Why Sri Lanka Needs a Sustainable Fiscal Strategy
By the Frontpage Journal Business Desk
Sri Lanka’s economic narrative in 2024 was marked by an unmistakable shift in liquidity dynamics. After grappling with persistent deficits throughout 2023, the domestic money market moved to a notable surplus by the end of 2024. According to the Annual Economic Review 2024 published by the Central Bank of Sri Lanka, this transition was supported by net foreign exchange purchases amounting to approximately Rs. 858 billion, inflows from bilateral partners, and well-timed foreign currency swaps. These actions provided short-term
relief, boosted confidence, and signaled an improved macroeconomic outlook.
Yet behind the numbers lies a more complex challenge. Liquidity surplus is not recovery. While monetary interventions have stabilized short-term funding conditions, the sustainability of this recovery hinges on whether Sri Lanka can pivot to a disciplined fiscal framework. Without credible long-term reforms to reduce fiscal vulnerabilities, the same cycle of instability could repeat.
The government’s fiscal imbalance, characterized by persistent budget deficits, low revenue mobilization, and heavy reliance on domestic borrowing, remains one of the economy’s most critical weak points. Over the past decade, Sri Lanka has faced recurring twin deficits: a fiscal deficit financed through inflationary borrowing and a current account deficit that drains foreign reserves. Monetary easing, while useful in a crisis, cannot resolve structural fiscal weaknesses.
In this context, the Central Bank’s liquidity management, though effective, serves only as a temporary stabilizer. The real challenge is on the fiscal side of the equation. Despite short-term gains, public debt levels remain high, and interest payments continue to consume a significant share of government revenue. The country’s tax-to-GDP ratio remains one of the lowest in Asia, undermining the government’s ability to invest in growth-driving sectors such as health, education, and infrastructure.
To address these challenges, Sri Lanka must adopt a multi-year sustainable fiscal consolidation strategy. This does not simply mean austerity, it means smarter spending, broader tax coverage, and better revenue administration. Rebuilding fiscal space must go hand in hand with targeted social protection and investment in productivity.

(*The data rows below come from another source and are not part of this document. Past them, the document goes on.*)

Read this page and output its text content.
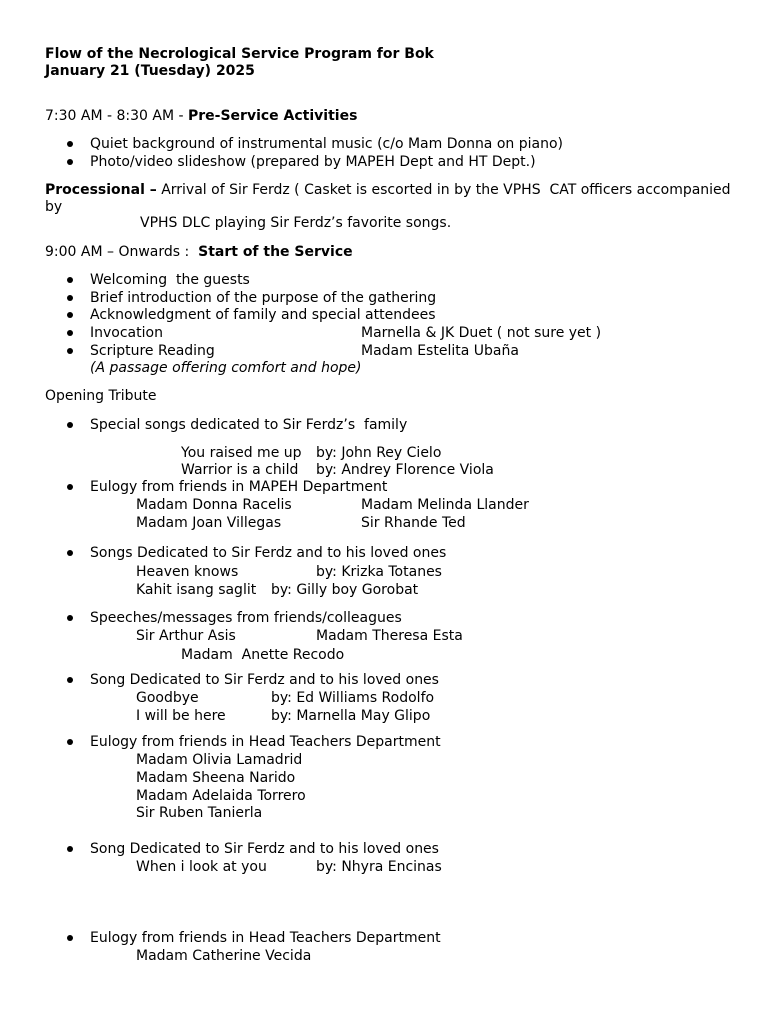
Flow of the Necrological Service Program for Bok
January 21 (Tuesday) 2025
7:30 AM - 8:30 AM - Pre-Service Activities
Quiet background of instrumental music (c/o Mam Donna on piano)
Photo/video slideshow (prepared by MAPEH Dept and HT Dept.)
Processional – Arrival of Sir Ferdz ( Casket is escorted in by the VPHS  CAT officers accompanied
by
VPHS DLC playing Sir Ferdz’s favorite songs.
9:00 AM – Onwards :  Start of the Service
Welcoming  the guests
Brief introduction of the purpose of the gathering
Acknowledgment of family and special attendees
Invocation	Marnella & JK Duet ( not sure yet )
Scripture Reading	Madam Estelita Ubaña
(A passage offering comfort and hope)
Opening Tribute
Special songs dedicated to Sir Ferdz’s  family
You raised me up by: John Rey Cielo
Warrior is a child by: Andrey Florence Viola
Eulogy from friends in MAPEH Department
Madam Donna Racelis	Madam Melinda Llander
Madam Joan Villegas	Sir Rhande Ted
Songs Dedicated to Sir Ferdz and to his loved ones
Heaven knows	by: Krizka Totanes
Kahit isang saglit by: Gilly boy Gorobat
Speeches/messages from friends/colleagues
Sir Arthur Asis	Madam Theresa Esta
Madam  Anette Recodo
Song Dedicated to Sir Ferdz and to his loved ones
Goodbye	by: Ed Williams Rodolfo
I will be here	by: Marnella May Glipo
Eulogy from friends in Head Teachers Department
Madam Olivia Lamadrid
Madam Sheena Narido
Madam Adelaida Torrero
Sir Ruben Tanierla
Song Dedicated to Sir Ferdz and to his loved ones
When i look at you	by: Nhyra Encinas
Eulogy from friends in Head Teachers Department
Madam Catherine Vecida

A key priority is strengthening tax revenue through administrative modernization and progressive tax policy. Broader coverage of income, corporate, and value-added taxes will be necessary to ensure fairness and resilience. At the same time, expenditure rationalization must focus on curbing non-essential subsidies while preserving essential services and capital investment.
Equally important is restoring public trust in fiscal governance. Citizens and investors alike are more likely to support reform when government spending is seen as efficient, transparent, and development-oriented. In this regard, public financial management reform, including digitized procurement, fiscal reporting, and performance-based budgeting, can play a pivotal role.
International support will be critical. Debt restructuring, when paired with a credible fiscal roadmap, can ease short-term repayment pressures and open up fiscal breathing space. Sri Lanka’s engagement with the IMF, bilateral creditors, and multilateral institutions must be matched by domestic reforms that show long-term commitment to fiscal prudence.
Moreover, aligning fiscal and monetary policy objectives is essential to avoid sending conflicting signals to markets. A coordinated policy approach, where monetary easing supports investment and employment, and fiscal policy focuses on consolidation and growth-enhancing spending, can build investor confidence and reduce inflationary pressures.
The Central Bank’s decision to gradually scale back Open Market Operations and overnight reverse repo operations by the end of 2024 signals a cautious return to market-determined liquidity allocation. But this also places greater responsibility on the fiscal side of policy to sustain stability. In other words, the liquidity surplus must now be matched by structural fiscal surplus, or at least a credible path to achieving it.
The coming years must be about embedding resilience into the economic framework. Sri Lanka cannot afford to rely indefinitely on external inflows or liquidity injections. It needs a plan that addresses the root causes of fiscal imbalance while laying the foundation for sustained, inclusive growth.
The time for firefighting is over. The opportunity created by a more stable liquidity environment must be seized to build a fiscal architecture that is fair, growth-oriented, and capable of withstanding future shocks. Only then can Sri Lanka transition from liquidity relief to lasting recovery.